このグラブを使いこなすことでハンドリングが良くなるし、上半身の力が抜け、下半身を使う低い姿勢を保てるようになるのだ。
■天然芝に生まれ変わるコボスタ宮城
また、今年から本拠地・コボスタ宮城は内外野とも天然芝に生まれ変わる。一般的には体への負担が小さいとされる天然芝だが、それが自身の味方になるのか、それとも敵になるのか、藤田選手も現時点では計りかねている。「天然芝によって体がどう変わるか、未知の世界やから」と話す。
天然芝でのプレーは、これまでも甲子園球場やマツダスタジアムなどでは経験はあるが、「3試合だったので、すごく神経を使って疲れが出た」と振り返る。人工芝と比べてバウンドの予測がしにくい。「イレギュラーするし、最後まで安心できない」と、自ずと集中力もより高まる。しかし「ビジターで、しかも3試合だけ」だからかもしれない。

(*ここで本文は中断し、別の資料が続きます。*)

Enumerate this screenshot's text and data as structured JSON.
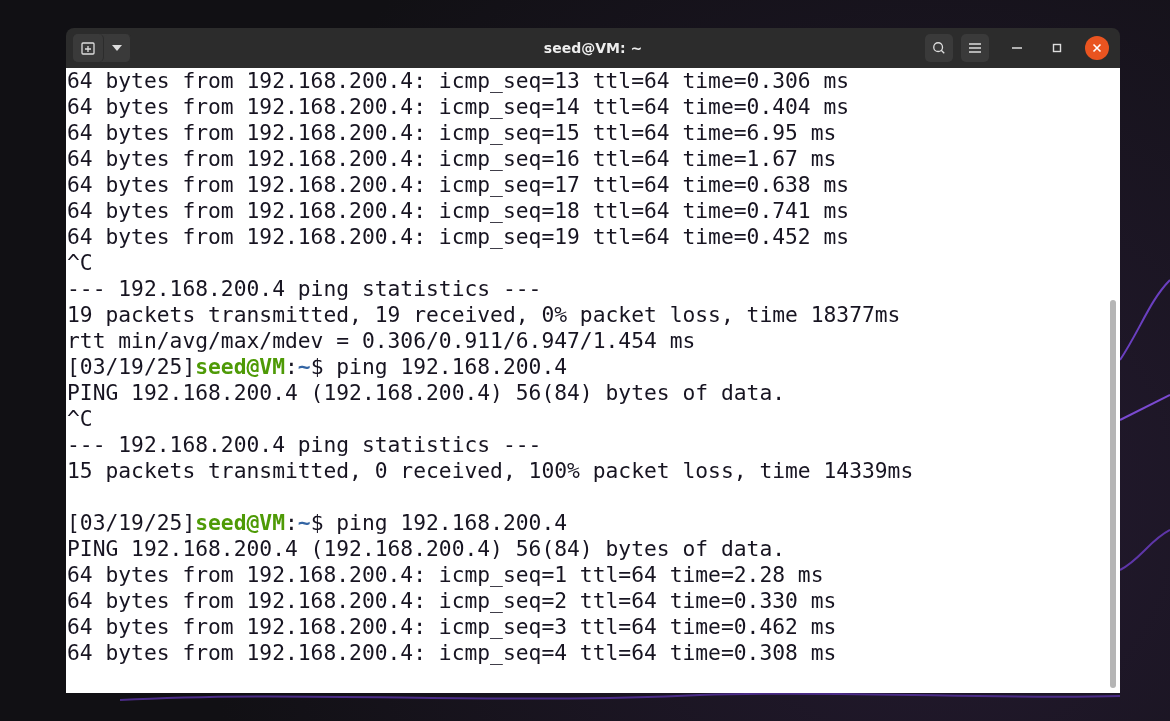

「ホームグラウンドで慣れてくれば、クセもわかって楽になるかもしれない」とも考えられる。「雨が降ったり、寒くて霜が降りたりもあると思う。これから試合を積み重ねていく中で、自分のものにしていきたい。早く慣れることが大事だし、整備してくれる人とコミュニケーションをとって、選手が守りやすいグラウンドを作ってもらいたい」。グラウンドキーパーさんともタッグを組んで、“未知なる世界”に挑む。
■全てを手に入れるために―
改めて今季の目標を口にした。「143試合、全試合出場が目標です!」そしてこう続けた。「監督も代わられたんで、もう一回レギュラーを獲るという気持ちで、ゴールデングラブもベストナインも獲って、3年前のような優勝と日本一を味わいたい」。
新しいボールパークで、いいプレーを見てもらいたい。勝つ喜びを味わってもらいたい―。そのための揺るぎない体を今、藤田選手は作り上げようとしている。